I just found these videos of the first half-hour of this year's "Putting the 'Epic' into Epic Fantasy" panel at ComicCon.  The authors on the panel are George R.R. Martin, Brandon Sanderson, Kevin J. Anderson, Christopher Paolini, Peter Orullian, Patrick Rothfuss, and K.J. Taylor.  They share their views on what epic fantasy is and whether they start with story or character.

As a Wheel of Time fan, my favorite part was when Brandon said something and Christopher asked, "So does that mean the Wheel of Time is never going to end?" and Brandon replies, "There are neither beginnings or endings to the turning of the Wheel of Time."

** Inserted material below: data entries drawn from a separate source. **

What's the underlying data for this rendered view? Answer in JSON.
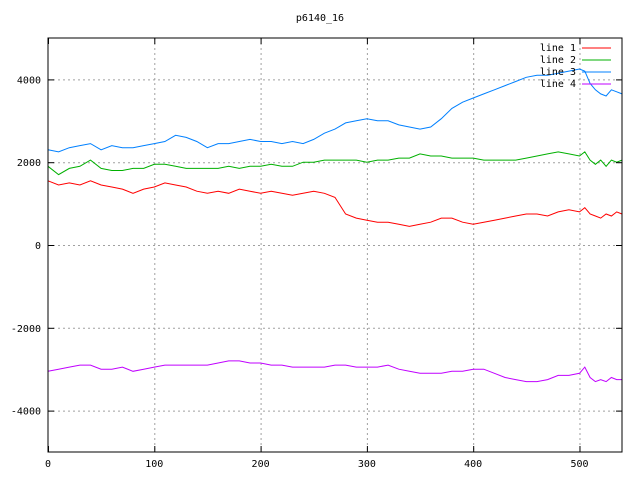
{
  "chart_data": {
    "type": "line",
    "title": "p6140_16",
    "xlabel": "",
    "ylabel": "",
    "xlim": [
      0,
      540
    ],
    "ylim": [
      -5000,
      5000
    ],
    "xticks": [
      0,
      100,
      200,
      300,
      400,
      500
    ],
    "yticks": [
      -4000,
      -2000,
      0,
      2000,
      4000
    ],
    "grid": true,
    "legend_position": "top-right",
    "x": [
      0,
      10,
      20,
      30,
      40,
      50,
      60,
      70,
      80,
      90,
      100,
      110,
      120,
      130,
      140,
      150,
      160,
      170,
      180,
      190,
      200,
      210,
      220,
      230,
      240,
      250,
      260,
      270,
      280,
      290,
      300,
      310,
      320,
      330,
      340,
      350,
      360,
      370,
      380,
      390,
      400,
      410,
      420,
      430,
      440,
      450,
      460,
      470,
      480,
      490,
      500,
      505,
      510,
      515,
      520,
      525,
      530,
      535,
      540
    ],
    "series": [
      {
        "name": "line 1",
        "color": "#ff0000",
        "values": [
          1550,
          1450,
          1500,
          1450,
          1550,
          1450,
          1400,
          1350,
          1250,
          1350,
          1400,
          1500,
          1450,
          1400,
          1300,
          1250,
          1300,
          1250,
          1350,
          1300,
          1250,
          1300,
          1250,
          1200,
          1250,
          1300,
          1250,
          1150,
          750,
          650,
          600,
          550,
          550,
          500,
          450,
          500,
          550,
          650,
          650,
          550,
          500,
          550,
          600,
          650,
          700,
          750,
          750,
          700,
          800,
          850,
          800,
          900,
          750,
          700,
          650,
          750,
          700,
          800,
          750
        ]
      },
      {
        "name": "line 2",
        "color": "#00b000",
        "values": [
          1900,
          1700,
          1850,
          1900,
          2050,
          1850,
          1800,
          1800,
          1850,
          1850,
          1950,
          1950,
          1900,
          1850,
          1850,
          1850,
          1850,
          1900,
          1850,
          1900,
          1900,
          1950,
          1900,
          1900,
          2000,
          2000,
          2050,
          2050,
          2050,
          2050,
          2000,
          2050,
          2050,
          2100,
          2100,
          2200,
          2150,
          2150,
          2100,
          2100,
          2100,
          2050,
          2050,
          2050,
          2050,
          2100,
          2150,
          2200,
          2250,
          2200,
          2150,
          2250,
          2050,
          1950,
          2050,
          1900,
          2050,
          2000,
          2050
        ]
      },
      {
        "name": "line 3",
        "color": "#0080ff",
        "values": [
          2300,
          2250,
          2350,
          2400,
          2450,
          2300,
          2400,
          2350,
          2350,
          2400,
          2450,
          2500,
          2650,
          2600,
          2500,
          2350,
          2450,
          2450,
          2500,
          2550,
          2500,
          2500,
          2450,
          2500,
          2450,
          2550,
          2700,
          2800,
          2950,
          3000,
          3050,
          3000,
          3000,
          2900,
          2850,
          2800,
          2850,
          3050,
          3300,
          3450,
          3550,
          3650,
          3750,
          3850,
          3950,
          4050,
          4100,
          4100,
          4150,
          4200,
          4250,
          4200,
          3900,
          3750,
          3650,
          3600,
          3750,
          3700,
          3650
        ]
      },
      {
        "name": "line 4",
        "color": "#c000ff",
        "values": [
          -3050,
          -3000,
          -2950,
          -2900,
          -2900,
          -3000,
          -3000,
          -2950,
          -3050,
          -3000,
          -2950,
          -2900,
          -2900,
          -2900,
          -2900,
          -2900,
          -2850,
          -2800,
          -2800,
          -2850,
          -2850,
          -2900,
          -2900,
          -2950,
          -2950,
          -2950,
          -2950,
          -2900,
          -2900,
          -2950,
          -2950,
          -2950,
          -2900,
          -3000,
          -3050,
          -3100,
          -3100,
          -3100,
          -3050,
          -3050,
          -3000,
          -3000,
          -3100,
          -3200,
          -3250,
          -3300,
          -3300,
          -3250,
          -3150,
          -3150,
          -3100,
          -2950,
          -3200,
          -3300,
          -3250,
          -3300,
          -3200,
          -3250,
          -3250
        ]
      }
    ]
  }
}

SDCC 2011 Video Panel: Putting the ‘Epic’ into Epic Fantasy Â« Del Rey and Spectra - Science Fiction and Fantasy Books, Graphic Novels, and More

Hopefully they find the rest of the footage!


----------



## Map the Dragon (Jul 29, 2011)

Minus Paolini, how sweet would it have been to be there for this and rub elbows with those guys?


----------



## Donny Bruso (Jul 30, 2011)

Whoever decided Paolini deserved a seat at the same table as Martin, Sanderson, Rothfuss, and Anderson needs a smack upside their head.


----------